Likewise, Moyes was named Real Sociedad manager in November and although his spell thus far has consisted of just five wins in 17 games, he’s already moved them five places up the La Liga table and is privy to a squad that will be expected to compete for a Europa League spot, at the least, next season.
Moyes’ management style, philosophy and knowledge is certainly more compatible with the English game, but getting him to quit Anoeta after just a matter of months would likely take a rather lucrative offer.
Former player Slaven Bilic has been linked with the West Ham job so continuously over the years, particularly in 2008 when he elected to stay on with Croatia instead, it seems inevitable that he’ll don the Upton Park dugout at some point in his career.
The 46 year-old’s record at club level isn’t the best, his affluent spell at Besiktas, producing an ongoing win rate of 55%, juxtaposing a rather disappointing year-long stay prior at Lokomotiv Moscow.

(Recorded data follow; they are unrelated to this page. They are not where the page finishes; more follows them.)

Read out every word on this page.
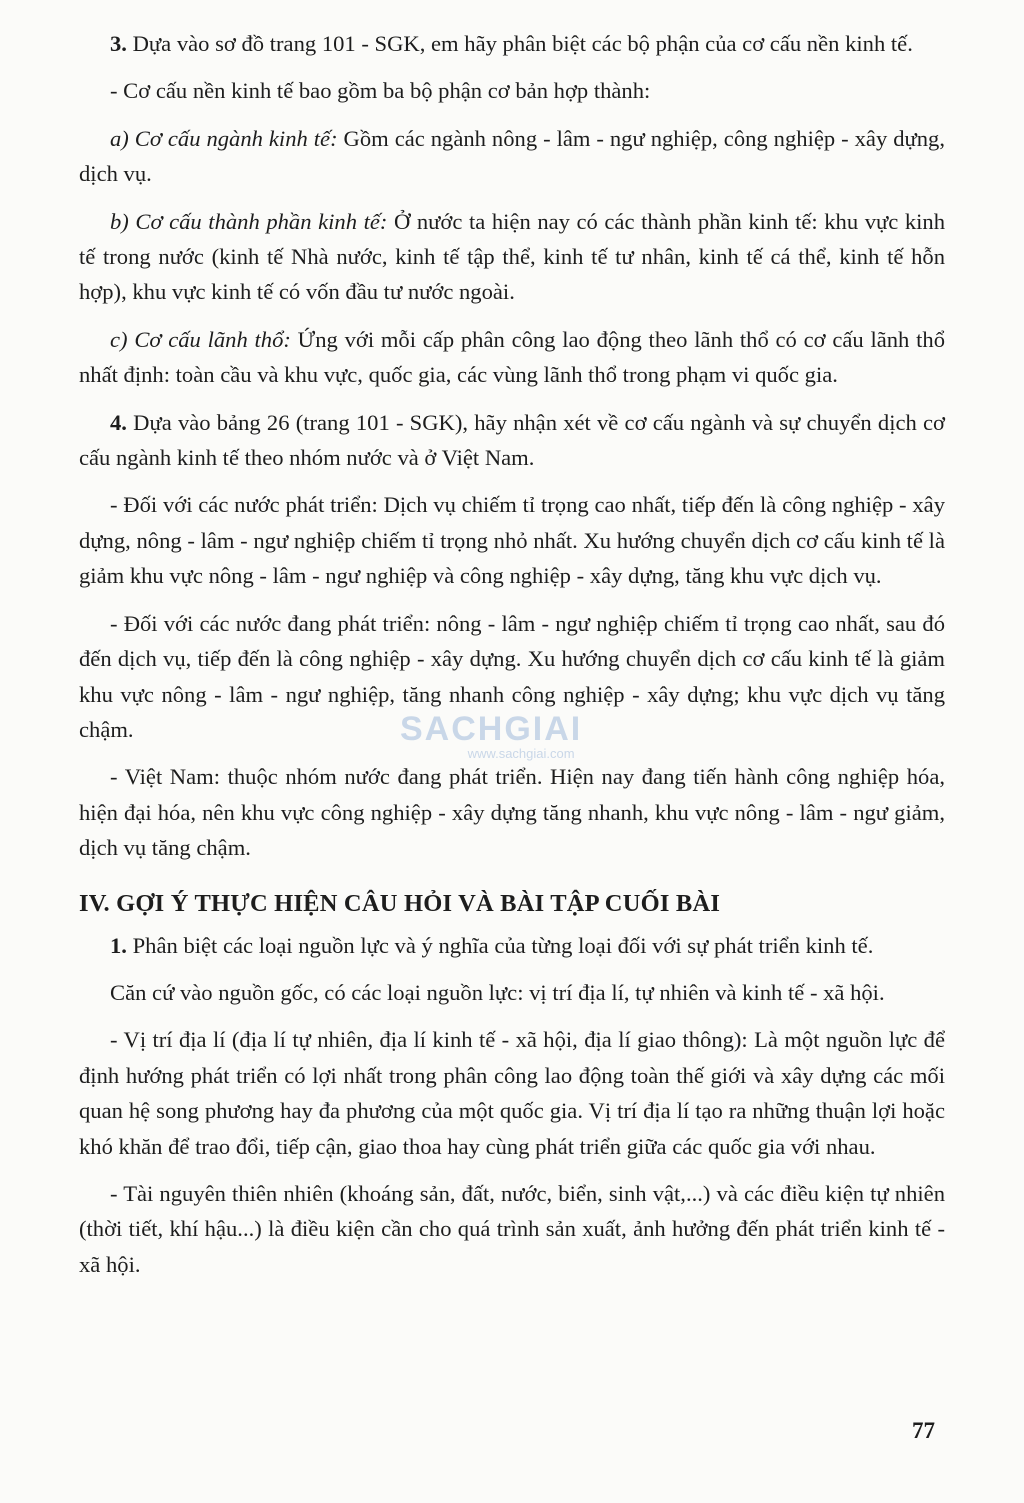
3. Dựa vào sơ đồ trang 101 - SGK, em hãy phân biệt các bộ phận của cơ cấu nền kinh tế.

- Cơ cấu nền kinh tế bao gồm ba bộ phận cơ bản hợp thành:

a) Cơ cấu ngành kinh tế: Gồm các ngành nông - lâm - ngư nghiệp, công nghiệp - xây dựng, dịch vụ.

b) Cơ cấu thành phần kinh tế: Ở nước ta hiện nay có các thành phần kinh tế: khu vực kinh tế trong nước (kinh tế Nhà nước, kinh tế tập thể, kinh tế tư nhân, kinh tế cá thể, kinh tế hỗn hợp), khu vực kinh tế có vốn đầu tư nước ngoài.

c) Cơ cấu lãnh thổ: Ứng với mỗi cấp phân công lao động theo lãnh thổ có cơ cấu lãnh thổ nhất định: toàn cầu và khu vực, quốc gia, các vùng lãnh thổ trong phạm vi quốc gia.

4. Dựa vào bảng 26 (trang 101 - SGK), hãy nhận xét về cơ cấu ngành và sự chuyển dịch cơ cấu ngành kinh tế theo nhóm nước và ở Việt Nam.

- Đối với các nước phát triển: Dịch vụ chiếm tỉ trọng cao nhất, tiếp đến là công nghiệp - xây dựng, nông - lâm - ngư nghiệp chiếm tỉ trọng nhỏ nhất. Xu hướng chuyển dịch cơ cấu kinh tế là giảm khu vực nông - lâm - ngư nghiệp và công nghiệp - xây dựng, tăng khu vực dịch vụ.

- Đối với các nước đang phát triển: nông - lâm - ngư nghiệp chiếm tỉ trọng cao nhất, sau đó đến dịch vụ, tiếp đến là công nghiệp - xây dựng. Xu hướng chuyển dịch cơ cấu kinh tế là giảm khu vực nông - lâm - ngư nghiệp, tăng nhanh công nghiệp - xây dựng; khu vực dịch vụ tăng chậm.

- Việt Nam: thuộc nhóm nước đang phát triển. Hiện nay đang tiến hành công nghiệp hóa, hiện đại hóa, nên khu vực công nghiệp - xây dựng tăng nhanh, khu vực nông - lâm - ngư giảm, dịch vụ tăng chậm.

IV. GỢI Ý THỰC HIỆN CÂU HỎI VÀ BÀI TẬP CUỐI BÀI

1. Phân biệt các loại nguồn lực và ý nghĩa của từng loại đối với sự phát triển kinh tế.

Căn cứ vào nguồn gốc, có các loại nguồn lực: vị trí địa lí, tự nhiên và kinh tế - xã hội.

- Vị trí địa lí (địa lí tự nhiên, địa lí kinh tế - xã hội, địa lí giao thông): Là một nguồn lực để định hướng phát triển có lợi nhất trong phân công lao động toàn thế giới và xây dựng các mối quan hệ song phương hay đa phương của một quốc gia. Vị trí địa lí tạo ra những thuận lợi hoặc khó khăn để trao đổi, tiếp cận, giao thoa hay cùng phát triển giữa các quốc gia với nhau.

- Tài nguyên thiên nhiên (khoáng sản, đất, nước, biển, sinh vật,...) và các điều kiện tự nhiên (thời tiết, khí hậu...) là điều kiện cần cho quá trình sản xuất, ảnh hưởng đến phát triển kinh tế - xã hội.

SACHGIAI
www.sachgiai.com
77
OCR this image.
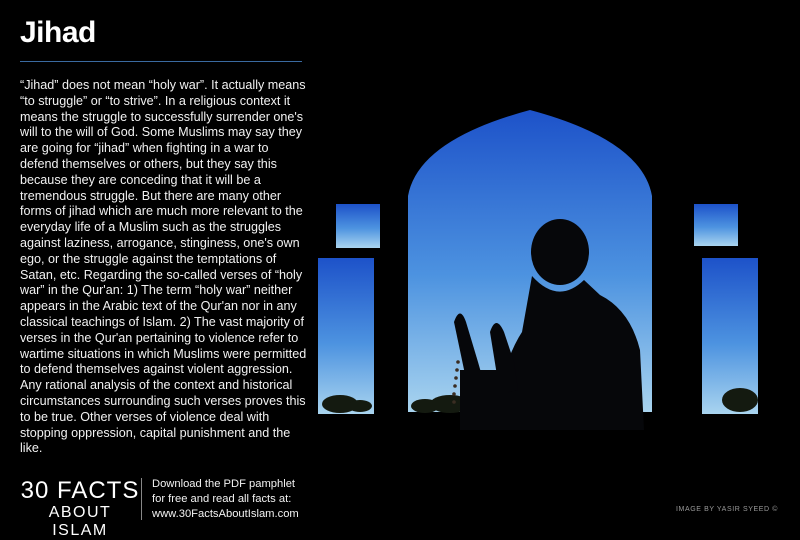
Jihad

“Jihad” does not mean “holy war”. It actually means “to struggle” or “to strive”. In a religious context it means the struggle to successfully surrender one's will to the will of God. Some Muslims may say they are going for “jihad” when fighting in a war to defend themselves or others, but they say this because they are conceding that it will be a tremendous struggle. But there are many other forms of jihad which are much more relevant to the everyday life of a Muslim such as the struggles against laziness, arrogance, stinginess, one's own ego, or the struggle against the temptations of Satan, etc. Regarding the so-called verses of “holy war” in the Qur'an: 1) The term “holy war” neither appears in the Arabic text of the Qur'an nor in any classical teachings of Islam. 2) The vast majority of verses in the Qur'an pertaining to violence refer to wartime situations in which Muslims were permitted to defend themselves against violent aggression. Any rational analysis of the context and historical circumstances surrounding such verses proves this to be true. Other verses of violence deal with stopping oppression, capital punishment and the like.

30 FACTS
ABOUT ISLAM
Download the PDF pamphlet
for free and read all facts at:
www.30FactsAboutIslam.com	IMAGE BY YASIR SYEED ©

But the retired defender masterminded Croatia’s way to the Euro 2008 quarter-finals after eliminating England during the infamous Steve McLaren qualifying campaign, and he’s unofficially monikered as the man who revived Croatian football, with many of his players, such as Eduardo, Luka Modric and Verdan Corluka earning transfers to the Premier League under his leadership. He left the international scene in 2012, with a win rate of 65%.
He’s a particularly passionate man, famed for his suit-and-beanie touchline attire, and will have a decent knowledge of the Premier League from his playing days.
Arguably the hottest management prospect England currently has to offer, a 37 year-old Eddie Howe has overseen Bournemouth’s rise from League Two to the Championship and he now has the Cherries competing for promotion to the Premier League, currently third in the second tier table, all in the space of just seven years – including a brief spell away at Burnley.
All the while, Howe has insisted upon an open and attacking brand of football that’s lead to his side boasting the healthiest goals for column in the Championship this term, an impressive 66, and resulted in a win rate of 51% throughout his two stints at Dean Court.
Young, ambitious, charmingly charismatic and already boasting 317 games’ worth of management experience, having originally took the job as a 30 year-old, the former defender could be the perfect man to lead the new era at West Ham, fuelled by their move to the Olympic Stadium in 2016.
That being said, Howe does lack experience at the top end of the game, and there’s no way he’ll leave Bournemouth if they make it to the top flight this year.